I have had a few .30” (7.62 x 63mm) blanks lying around in a junk box for years. These have the common headstamp: F A 33, almost certainly from the ammunition supplied to the Home Guard in the UK in World War 2 for use in their .30” Model 1917 rifles. Apparently ball ammo for the HG was plentiful, blank scarce or non-existent and these have been converted from ball by pulling the bullet and crudely crimping the case neck with pliers or similar to produce a four petal crimp. They look crude but probably worked.
As these are not “proper” blanks and I don’t really collect this calibre I sawed the neck crimp off one to see what was inside. Beneath the crimp was a wad of tightly screwed up newspaper and the powder looked like the normal charge for a ball round.
Then I found a surprise, on carefully opening out the paper wadding I found that some of the newsprint was still legible including:
…….Hotel Bristol was burned. The destruction in the Potsdammerplatz is so extensive that one eye-witness described the square as “levelled to the ground”.
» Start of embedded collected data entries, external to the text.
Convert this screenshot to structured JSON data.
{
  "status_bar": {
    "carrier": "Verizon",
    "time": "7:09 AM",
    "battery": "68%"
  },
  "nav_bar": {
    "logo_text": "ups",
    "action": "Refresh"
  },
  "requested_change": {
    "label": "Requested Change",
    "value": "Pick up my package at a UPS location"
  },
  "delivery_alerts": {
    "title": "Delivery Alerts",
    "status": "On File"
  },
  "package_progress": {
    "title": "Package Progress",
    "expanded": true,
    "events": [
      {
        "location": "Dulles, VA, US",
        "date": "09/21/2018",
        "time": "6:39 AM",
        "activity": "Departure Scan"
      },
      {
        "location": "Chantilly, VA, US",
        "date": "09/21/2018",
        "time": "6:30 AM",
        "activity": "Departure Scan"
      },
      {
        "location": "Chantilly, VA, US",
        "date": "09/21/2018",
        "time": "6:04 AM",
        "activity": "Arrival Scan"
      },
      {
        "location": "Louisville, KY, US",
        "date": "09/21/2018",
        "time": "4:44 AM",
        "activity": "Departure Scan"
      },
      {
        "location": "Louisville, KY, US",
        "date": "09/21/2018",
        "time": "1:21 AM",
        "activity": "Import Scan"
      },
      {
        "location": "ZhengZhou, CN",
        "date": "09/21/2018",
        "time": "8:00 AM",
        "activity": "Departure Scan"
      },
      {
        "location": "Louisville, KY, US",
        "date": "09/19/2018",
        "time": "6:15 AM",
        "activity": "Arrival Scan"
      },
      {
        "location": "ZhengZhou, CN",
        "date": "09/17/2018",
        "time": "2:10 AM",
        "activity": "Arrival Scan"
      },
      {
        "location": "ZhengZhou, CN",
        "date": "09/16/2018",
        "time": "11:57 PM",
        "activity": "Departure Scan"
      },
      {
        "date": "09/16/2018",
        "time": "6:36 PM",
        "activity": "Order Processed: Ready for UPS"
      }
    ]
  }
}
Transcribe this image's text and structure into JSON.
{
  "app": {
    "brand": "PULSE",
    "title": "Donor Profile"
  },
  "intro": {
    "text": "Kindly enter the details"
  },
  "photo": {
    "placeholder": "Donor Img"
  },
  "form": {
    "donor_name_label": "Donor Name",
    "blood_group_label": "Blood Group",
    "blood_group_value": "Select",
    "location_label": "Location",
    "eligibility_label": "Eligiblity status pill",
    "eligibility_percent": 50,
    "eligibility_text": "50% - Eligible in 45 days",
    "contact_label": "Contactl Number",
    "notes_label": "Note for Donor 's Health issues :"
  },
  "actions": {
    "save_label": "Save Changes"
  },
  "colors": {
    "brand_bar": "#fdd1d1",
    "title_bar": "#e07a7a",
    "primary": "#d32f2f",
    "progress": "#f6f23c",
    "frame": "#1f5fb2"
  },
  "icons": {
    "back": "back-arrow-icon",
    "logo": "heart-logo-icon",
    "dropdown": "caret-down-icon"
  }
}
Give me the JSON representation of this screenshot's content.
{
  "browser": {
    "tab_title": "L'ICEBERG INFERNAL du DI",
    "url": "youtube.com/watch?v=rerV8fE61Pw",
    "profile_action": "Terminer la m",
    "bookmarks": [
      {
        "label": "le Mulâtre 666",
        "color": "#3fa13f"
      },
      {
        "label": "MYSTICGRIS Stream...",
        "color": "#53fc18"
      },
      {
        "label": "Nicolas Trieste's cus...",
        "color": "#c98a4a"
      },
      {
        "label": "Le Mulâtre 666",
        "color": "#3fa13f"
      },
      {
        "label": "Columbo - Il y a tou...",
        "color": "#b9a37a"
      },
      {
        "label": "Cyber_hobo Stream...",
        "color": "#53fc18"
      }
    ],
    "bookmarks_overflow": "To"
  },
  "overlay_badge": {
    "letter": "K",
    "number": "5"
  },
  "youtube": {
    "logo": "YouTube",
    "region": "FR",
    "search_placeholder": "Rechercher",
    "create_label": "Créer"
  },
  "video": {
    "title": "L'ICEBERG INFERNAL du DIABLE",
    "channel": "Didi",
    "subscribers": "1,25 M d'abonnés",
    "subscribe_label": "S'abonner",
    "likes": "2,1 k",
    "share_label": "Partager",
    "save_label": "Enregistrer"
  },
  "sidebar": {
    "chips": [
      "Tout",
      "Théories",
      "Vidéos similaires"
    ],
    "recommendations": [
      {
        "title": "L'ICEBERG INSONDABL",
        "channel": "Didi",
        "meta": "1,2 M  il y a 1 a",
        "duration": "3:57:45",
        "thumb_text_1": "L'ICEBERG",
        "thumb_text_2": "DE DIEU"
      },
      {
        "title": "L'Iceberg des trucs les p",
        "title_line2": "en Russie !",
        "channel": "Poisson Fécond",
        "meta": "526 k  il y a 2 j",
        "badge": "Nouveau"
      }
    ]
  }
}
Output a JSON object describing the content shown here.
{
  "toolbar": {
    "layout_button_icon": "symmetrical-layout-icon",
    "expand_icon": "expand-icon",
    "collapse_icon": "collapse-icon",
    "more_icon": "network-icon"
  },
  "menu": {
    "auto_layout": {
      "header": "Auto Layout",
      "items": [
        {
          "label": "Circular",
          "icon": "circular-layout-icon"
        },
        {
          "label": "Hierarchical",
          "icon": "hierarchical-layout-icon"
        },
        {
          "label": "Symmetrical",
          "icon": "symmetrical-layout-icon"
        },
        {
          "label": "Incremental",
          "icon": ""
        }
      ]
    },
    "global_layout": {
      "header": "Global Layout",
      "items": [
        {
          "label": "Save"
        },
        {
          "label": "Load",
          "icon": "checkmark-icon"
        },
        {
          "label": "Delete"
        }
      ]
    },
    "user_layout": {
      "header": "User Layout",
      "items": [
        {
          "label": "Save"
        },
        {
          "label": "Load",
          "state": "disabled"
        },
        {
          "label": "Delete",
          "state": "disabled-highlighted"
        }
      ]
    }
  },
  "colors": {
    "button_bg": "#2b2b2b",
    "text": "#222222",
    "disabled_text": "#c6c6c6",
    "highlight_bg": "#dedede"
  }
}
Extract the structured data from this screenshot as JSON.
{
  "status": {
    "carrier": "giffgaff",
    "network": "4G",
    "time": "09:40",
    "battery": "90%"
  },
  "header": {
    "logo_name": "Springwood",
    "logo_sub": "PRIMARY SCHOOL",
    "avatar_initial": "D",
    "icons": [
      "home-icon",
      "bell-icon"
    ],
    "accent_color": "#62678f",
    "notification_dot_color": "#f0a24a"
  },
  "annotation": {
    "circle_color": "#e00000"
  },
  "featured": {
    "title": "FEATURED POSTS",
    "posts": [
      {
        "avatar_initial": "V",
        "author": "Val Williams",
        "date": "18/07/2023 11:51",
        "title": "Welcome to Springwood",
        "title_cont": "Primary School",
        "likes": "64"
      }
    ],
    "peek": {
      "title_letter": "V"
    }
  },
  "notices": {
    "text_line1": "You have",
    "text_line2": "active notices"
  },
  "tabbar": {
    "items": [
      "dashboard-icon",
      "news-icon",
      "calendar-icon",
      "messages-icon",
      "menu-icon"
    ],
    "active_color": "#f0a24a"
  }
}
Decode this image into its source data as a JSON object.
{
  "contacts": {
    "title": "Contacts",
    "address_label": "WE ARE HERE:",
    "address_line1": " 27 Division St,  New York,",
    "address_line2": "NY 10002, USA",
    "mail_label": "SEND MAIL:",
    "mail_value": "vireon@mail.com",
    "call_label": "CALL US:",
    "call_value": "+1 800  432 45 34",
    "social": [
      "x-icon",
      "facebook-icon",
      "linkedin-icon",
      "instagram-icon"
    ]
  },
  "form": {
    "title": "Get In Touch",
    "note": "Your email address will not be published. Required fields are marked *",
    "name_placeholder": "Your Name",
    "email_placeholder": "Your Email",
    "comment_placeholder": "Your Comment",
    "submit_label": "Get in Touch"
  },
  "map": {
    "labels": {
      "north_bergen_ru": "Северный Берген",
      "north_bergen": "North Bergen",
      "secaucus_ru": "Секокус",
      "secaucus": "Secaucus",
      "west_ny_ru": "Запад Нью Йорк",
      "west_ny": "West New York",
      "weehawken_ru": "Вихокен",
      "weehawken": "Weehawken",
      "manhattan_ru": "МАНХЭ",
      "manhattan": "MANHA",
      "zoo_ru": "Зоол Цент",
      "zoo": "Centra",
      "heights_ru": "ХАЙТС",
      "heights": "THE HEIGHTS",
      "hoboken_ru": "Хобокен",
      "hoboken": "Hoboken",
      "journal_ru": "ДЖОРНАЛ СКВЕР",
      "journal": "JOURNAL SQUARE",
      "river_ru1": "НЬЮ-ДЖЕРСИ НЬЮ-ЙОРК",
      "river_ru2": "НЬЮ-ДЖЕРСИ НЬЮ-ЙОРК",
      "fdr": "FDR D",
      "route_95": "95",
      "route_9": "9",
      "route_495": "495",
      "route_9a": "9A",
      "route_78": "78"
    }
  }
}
The Zeughaus military museum, containing the coach in which the Armistice was signed in 1918 and with France in 1940 was nearly all destroyed.
Smoke drifted 300 miles to………
Most of the rest is in partial sentences and fragments but include words such as: Roosevelt; Goering; Raids; Berlin; aircraft; Oeland? Etc. So, these cartridges seem to be genuine WW2 artefacts so I will not cut any more up.